Outro ponto interessante a ser destacado foi o interesse de algumas crianças pela colagem, técnica apresentada por nós em uma das oficinas. A maioria das crianças se utilizou em algum momento desta técnica como recurso para a sua expressão, mas observamos, principalmente em relação a Vinicius e Tatiana, certa preferência por esta possibilidade:

Colagem de Vinicius (oficina 23) Colagem de Tatiana: coração (oficina 22)

Colagem de Vinicius (oficina 22) Colagem de Tatiana (oficina 21)

Por que a colagem foi mais aceita que a argila? Não podemos afirmar ao certo, mas podemos fazer um exercício e tentar algumas hipóteses.
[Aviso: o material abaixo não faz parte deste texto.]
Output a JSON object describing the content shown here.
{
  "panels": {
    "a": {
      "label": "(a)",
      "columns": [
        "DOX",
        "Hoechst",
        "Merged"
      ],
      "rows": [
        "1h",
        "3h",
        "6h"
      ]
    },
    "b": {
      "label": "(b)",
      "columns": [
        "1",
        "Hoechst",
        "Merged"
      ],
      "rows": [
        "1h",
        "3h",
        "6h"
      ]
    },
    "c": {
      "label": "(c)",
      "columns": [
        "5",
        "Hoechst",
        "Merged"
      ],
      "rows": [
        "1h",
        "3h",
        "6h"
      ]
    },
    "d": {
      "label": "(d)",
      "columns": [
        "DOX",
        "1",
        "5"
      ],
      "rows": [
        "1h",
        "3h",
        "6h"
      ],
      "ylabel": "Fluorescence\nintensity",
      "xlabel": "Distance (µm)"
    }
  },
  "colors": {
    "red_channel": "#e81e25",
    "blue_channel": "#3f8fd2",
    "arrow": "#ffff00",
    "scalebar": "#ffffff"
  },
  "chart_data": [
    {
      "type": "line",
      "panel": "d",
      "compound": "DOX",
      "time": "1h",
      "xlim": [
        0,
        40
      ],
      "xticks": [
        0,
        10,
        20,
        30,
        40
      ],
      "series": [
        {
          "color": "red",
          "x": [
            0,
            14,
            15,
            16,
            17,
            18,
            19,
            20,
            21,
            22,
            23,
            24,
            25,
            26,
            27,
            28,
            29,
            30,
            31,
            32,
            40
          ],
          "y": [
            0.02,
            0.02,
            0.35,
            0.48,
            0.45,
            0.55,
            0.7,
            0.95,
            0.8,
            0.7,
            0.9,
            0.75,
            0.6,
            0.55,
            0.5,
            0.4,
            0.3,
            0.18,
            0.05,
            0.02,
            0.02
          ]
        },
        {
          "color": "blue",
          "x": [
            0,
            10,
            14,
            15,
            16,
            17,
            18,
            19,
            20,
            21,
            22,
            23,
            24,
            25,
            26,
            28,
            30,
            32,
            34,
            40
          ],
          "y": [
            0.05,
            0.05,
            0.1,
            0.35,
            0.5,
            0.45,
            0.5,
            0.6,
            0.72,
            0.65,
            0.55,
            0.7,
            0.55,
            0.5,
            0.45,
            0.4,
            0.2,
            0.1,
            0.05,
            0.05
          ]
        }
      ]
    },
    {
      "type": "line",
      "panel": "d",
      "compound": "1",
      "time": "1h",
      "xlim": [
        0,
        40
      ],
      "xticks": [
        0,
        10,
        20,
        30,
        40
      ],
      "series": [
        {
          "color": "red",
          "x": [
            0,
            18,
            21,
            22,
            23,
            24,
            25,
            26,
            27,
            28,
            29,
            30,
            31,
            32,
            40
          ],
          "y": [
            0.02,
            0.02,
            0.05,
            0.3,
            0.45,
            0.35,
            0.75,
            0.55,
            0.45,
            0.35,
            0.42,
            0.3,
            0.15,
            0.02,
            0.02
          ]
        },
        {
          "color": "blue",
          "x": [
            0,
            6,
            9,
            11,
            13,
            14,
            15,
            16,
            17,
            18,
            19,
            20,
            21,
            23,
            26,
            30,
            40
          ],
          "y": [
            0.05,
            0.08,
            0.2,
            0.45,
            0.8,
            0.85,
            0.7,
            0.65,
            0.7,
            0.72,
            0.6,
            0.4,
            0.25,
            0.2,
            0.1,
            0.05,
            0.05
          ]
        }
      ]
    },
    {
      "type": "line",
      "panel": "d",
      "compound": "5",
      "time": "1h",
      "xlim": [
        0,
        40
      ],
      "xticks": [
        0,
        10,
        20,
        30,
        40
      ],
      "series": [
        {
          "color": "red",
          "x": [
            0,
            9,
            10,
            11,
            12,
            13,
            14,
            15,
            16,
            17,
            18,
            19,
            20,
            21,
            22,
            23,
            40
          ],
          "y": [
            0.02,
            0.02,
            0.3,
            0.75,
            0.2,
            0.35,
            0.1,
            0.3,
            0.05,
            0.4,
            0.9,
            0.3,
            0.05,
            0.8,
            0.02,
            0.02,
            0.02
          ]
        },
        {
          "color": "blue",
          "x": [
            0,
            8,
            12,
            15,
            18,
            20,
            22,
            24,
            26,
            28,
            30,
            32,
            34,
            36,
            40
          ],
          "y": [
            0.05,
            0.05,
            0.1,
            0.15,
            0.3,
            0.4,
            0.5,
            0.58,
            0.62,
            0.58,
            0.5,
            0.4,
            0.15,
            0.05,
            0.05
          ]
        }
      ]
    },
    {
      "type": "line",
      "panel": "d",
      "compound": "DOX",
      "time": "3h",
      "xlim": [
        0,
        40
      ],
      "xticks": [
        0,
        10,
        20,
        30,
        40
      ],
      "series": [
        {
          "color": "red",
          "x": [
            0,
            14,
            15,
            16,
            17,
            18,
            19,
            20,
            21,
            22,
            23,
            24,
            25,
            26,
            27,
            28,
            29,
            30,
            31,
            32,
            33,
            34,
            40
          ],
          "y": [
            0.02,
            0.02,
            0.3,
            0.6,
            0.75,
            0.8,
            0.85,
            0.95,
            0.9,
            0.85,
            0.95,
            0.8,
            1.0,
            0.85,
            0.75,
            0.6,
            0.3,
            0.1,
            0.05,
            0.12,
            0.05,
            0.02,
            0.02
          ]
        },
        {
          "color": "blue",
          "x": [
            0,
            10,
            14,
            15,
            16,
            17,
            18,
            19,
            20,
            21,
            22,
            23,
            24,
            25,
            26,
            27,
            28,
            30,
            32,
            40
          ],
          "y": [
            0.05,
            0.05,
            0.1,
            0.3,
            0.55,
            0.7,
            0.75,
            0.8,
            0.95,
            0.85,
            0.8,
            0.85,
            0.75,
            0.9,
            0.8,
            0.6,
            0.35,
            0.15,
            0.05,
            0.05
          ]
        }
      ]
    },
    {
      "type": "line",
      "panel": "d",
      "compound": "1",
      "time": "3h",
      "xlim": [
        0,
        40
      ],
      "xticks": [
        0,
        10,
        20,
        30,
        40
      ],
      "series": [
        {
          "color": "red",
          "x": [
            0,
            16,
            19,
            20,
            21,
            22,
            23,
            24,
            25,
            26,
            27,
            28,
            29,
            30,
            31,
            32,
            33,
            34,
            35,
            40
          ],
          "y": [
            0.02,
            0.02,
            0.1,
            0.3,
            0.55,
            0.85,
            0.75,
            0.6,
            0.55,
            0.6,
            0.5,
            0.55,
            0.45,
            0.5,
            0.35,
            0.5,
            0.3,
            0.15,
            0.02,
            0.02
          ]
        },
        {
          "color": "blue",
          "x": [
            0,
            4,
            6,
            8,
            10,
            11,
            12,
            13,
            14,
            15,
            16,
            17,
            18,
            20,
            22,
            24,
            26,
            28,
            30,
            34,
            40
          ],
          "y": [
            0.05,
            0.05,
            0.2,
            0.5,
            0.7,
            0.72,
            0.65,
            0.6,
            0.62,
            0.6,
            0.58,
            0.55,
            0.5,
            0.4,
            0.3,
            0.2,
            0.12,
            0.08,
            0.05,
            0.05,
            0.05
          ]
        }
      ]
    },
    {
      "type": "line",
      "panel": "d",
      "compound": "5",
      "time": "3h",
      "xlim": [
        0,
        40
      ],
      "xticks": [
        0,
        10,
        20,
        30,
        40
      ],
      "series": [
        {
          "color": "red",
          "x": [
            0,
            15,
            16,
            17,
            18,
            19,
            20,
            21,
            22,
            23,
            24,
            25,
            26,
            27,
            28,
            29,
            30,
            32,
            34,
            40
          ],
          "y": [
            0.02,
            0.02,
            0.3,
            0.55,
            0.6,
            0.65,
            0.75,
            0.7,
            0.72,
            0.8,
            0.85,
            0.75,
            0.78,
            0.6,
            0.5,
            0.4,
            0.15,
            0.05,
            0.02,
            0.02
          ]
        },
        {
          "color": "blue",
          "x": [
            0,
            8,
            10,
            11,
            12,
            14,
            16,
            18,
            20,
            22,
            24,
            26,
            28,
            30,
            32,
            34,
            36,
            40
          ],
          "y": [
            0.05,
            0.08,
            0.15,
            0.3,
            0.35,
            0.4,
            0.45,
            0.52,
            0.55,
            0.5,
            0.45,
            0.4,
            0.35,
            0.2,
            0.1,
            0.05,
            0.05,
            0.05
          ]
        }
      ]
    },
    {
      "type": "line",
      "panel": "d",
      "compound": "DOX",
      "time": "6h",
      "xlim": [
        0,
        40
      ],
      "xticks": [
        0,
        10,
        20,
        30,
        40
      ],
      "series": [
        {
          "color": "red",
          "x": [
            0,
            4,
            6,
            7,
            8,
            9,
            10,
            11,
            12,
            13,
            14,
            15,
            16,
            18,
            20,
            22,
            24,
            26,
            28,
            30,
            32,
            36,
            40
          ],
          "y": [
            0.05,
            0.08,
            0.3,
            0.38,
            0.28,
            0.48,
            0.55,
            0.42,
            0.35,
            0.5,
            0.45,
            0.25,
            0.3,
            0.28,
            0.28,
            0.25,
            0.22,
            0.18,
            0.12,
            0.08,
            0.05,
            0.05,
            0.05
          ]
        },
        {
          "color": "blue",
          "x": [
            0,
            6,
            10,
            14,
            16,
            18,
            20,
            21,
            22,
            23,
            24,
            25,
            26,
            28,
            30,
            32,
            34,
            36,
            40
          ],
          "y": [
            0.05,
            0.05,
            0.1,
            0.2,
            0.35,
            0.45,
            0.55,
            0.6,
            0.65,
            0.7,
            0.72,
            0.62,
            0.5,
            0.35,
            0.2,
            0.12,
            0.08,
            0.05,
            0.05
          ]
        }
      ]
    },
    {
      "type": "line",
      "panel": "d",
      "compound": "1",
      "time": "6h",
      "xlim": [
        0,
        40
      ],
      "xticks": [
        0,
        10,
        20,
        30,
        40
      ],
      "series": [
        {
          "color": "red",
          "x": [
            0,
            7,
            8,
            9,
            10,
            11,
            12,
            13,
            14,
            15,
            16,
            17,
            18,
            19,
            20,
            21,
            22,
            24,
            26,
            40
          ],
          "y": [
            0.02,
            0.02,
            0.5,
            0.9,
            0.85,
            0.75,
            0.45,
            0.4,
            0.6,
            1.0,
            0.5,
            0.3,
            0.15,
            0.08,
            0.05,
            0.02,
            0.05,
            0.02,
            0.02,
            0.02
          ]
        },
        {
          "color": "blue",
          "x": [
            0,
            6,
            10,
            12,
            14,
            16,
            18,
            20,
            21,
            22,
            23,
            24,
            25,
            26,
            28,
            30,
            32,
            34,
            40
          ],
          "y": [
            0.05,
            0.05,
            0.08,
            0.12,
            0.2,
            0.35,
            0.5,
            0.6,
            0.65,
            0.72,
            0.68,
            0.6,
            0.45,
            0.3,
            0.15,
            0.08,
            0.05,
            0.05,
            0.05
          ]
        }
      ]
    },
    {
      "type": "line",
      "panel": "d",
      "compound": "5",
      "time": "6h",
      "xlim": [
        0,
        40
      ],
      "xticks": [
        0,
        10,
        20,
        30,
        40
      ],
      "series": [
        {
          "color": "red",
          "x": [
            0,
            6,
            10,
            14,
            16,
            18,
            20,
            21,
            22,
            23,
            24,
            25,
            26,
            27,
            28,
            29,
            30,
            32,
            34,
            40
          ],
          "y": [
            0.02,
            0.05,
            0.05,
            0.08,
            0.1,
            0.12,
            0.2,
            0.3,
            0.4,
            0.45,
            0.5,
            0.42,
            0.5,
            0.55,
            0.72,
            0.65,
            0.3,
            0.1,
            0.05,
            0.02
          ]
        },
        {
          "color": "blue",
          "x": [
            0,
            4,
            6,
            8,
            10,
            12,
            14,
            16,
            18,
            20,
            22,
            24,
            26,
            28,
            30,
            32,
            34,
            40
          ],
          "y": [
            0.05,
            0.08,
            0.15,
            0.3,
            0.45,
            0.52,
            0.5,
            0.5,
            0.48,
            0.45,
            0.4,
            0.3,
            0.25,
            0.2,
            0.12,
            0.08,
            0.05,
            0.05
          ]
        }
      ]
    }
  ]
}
A colagem, diferentemente da argila, é também uma técnica mais próxima do cotidiano dessas crianças, elas a aprendem na escola. Por outro lado, nos questionamos: por que a escolha por colar e não fazer um desenho, por exemplo? O significante colar aproxima-se de juntar, unir, grudar. Colar também pode ser tido como objeto de adorno utilizado principalmente por mulheres: Mães? Talvez... Somente o tempo e as crianças seriam capazes de nos fornecer as pistas para tais inquietações. O que a escolha de um recurso expressivo diz a nosso respeito? Pensamos que muito ou “tudo”, mas o aprofundamento desta questão julgamos conveniente deixar para um outro trabalho. Para nós, que passamos pela experiência com as oficinas, a escolha do recurso expressivo atende a solicitações inconscientes do indivíduo. Um lápis deixa seu uso convencional para tornar-se

instrumento de ataque ou defesa. A cola, quando, em repetidas ocasiões, fez parte da preferência daquele sujeito, nos aponta para uma necessidade, talvez de recordar e repetir, repetir, repetir, para mais tarde elaborar.